[ITW] Tony Gallopin : « J’arrive dans mes meilleures années »

Recrue phare de l’intersaison chez AG2R-La Mondiale, Tony Gallopin retrouve une équipe française, sept ans après, avec un statut naturellement bien plus imposant et de l’expérience à revendre. L’ancien vainqueur de la Clásica San Sebastian, aussi vainqueur d’étape et maillot jaune sur le Tour, intègre le groupe de Vincent Lavenu avec plusieurs responsabilités. Celle d’un leader, pour certaines échéances, et celle de lieutenant, pour d’autres. En tous les cas, c’est avec le plein de motivation et de dynamisme qu’il s’attaque à cette nouvelle étape de sa carrière, comme il l’a confié ce jeudi midi à l’occasion de la présentation de son équipe. 

Tony, vous revenez de six saisons à l’étranger.

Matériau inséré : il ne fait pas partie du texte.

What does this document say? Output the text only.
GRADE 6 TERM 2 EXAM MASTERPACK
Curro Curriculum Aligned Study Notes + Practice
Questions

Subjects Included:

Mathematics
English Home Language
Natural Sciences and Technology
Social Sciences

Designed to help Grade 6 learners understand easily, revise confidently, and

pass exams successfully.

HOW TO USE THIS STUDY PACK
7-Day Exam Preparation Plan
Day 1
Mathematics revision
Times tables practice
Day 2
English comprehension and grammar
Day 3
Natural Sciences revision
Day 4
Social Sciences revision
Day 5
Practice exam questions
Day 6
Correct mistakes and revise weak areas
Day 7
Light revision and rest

Pourquoi maintenant, et qu’est-ce que cela change pour vous ?

Déjà, l’objectif n’était pas de revenir en France. Je n’avais pas cette vision là, d’équipe française ou étrangère. Je regarde seulement l’aspect sportif, et je voulais courir pour l’une des meilleures équipes du monde. C’était ça, la priorité, en plus de rester dans le WorldTour, et évoluer pour une équipe retenue pour toutes les grandes courses. Ensuite, évidemment, quand mon choix s’est porté sur AG2R-La Mondiale, j’ai pu noter le bon côté des choses. C’est vrai que ça simplifie plusieurs aspects, au niveau du public, de l’équipe, de la langue, de l’organisation. Aussi au niveau de mon programme, où je peux introduire davantage de courses françaises. C’est vrai que c’est plus agréable.

photo: Vincent Curutchet / AG2R

Vous allez bientôt fêter vos 30 ans, vous avez désormais un gros bagage et beaucoup d’expérience. Est-ce aussi cela que vous souhaitez apporter chez AG2R-La Mondiale ?

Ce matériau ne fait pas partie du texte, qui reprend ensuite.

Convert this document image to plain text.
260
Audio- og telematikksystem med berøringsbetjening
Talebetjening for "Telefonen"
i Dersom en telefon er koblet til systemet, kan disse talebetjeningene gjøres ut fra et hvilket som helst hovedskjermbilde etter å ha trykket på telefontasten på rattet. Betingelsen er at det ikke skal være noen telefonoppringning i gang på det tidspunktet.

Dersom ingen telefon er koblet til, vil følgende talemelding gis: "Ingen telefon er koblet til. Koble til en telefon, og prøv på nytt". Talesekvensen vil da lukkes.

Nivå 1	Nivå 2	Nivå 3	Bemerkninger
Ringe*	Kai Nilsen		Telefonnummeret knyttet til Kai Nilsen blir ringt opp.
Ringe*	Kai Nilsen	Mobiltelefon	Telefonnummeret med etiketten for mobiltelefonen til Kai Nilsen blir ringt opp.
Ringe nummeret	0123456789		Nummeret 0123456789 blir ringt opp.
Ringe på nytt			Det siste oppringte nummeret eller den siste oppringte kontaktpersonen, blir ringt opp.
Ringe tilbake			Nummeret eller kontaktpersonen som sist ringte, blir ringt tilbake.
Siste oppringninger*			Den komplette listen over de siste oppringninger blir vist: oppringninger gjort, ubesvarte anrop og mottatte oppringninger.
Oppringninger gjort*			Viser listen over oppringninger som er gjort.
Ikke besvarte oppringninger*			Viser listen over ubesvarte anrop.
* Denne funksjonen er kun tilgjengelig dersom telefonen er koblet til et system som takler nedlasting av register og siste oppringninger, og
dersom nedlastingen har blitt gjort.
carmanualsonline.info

C’est vrai que j’entre déjà dans ma onzième année professionnelle. Il y a donc déjà pas mal d’expérience engrangée, et ça passe très vite. Je pense que j’ai eu une progression assez linéaire, et que je peux encore m’améliorer. Je vais avoir trente ans mais je pense justement que j’arrive dans mes meilleures années, surtout au vu du type de courses que je vise. J’espère progresser, que l’équipe me fasse progresser et faire progresser l’équipe. On a à gagner dans les deux sens.

Que pouvez-vous, justement, amener de vos expériences chez Radioshack ou Lotto-Soudal ?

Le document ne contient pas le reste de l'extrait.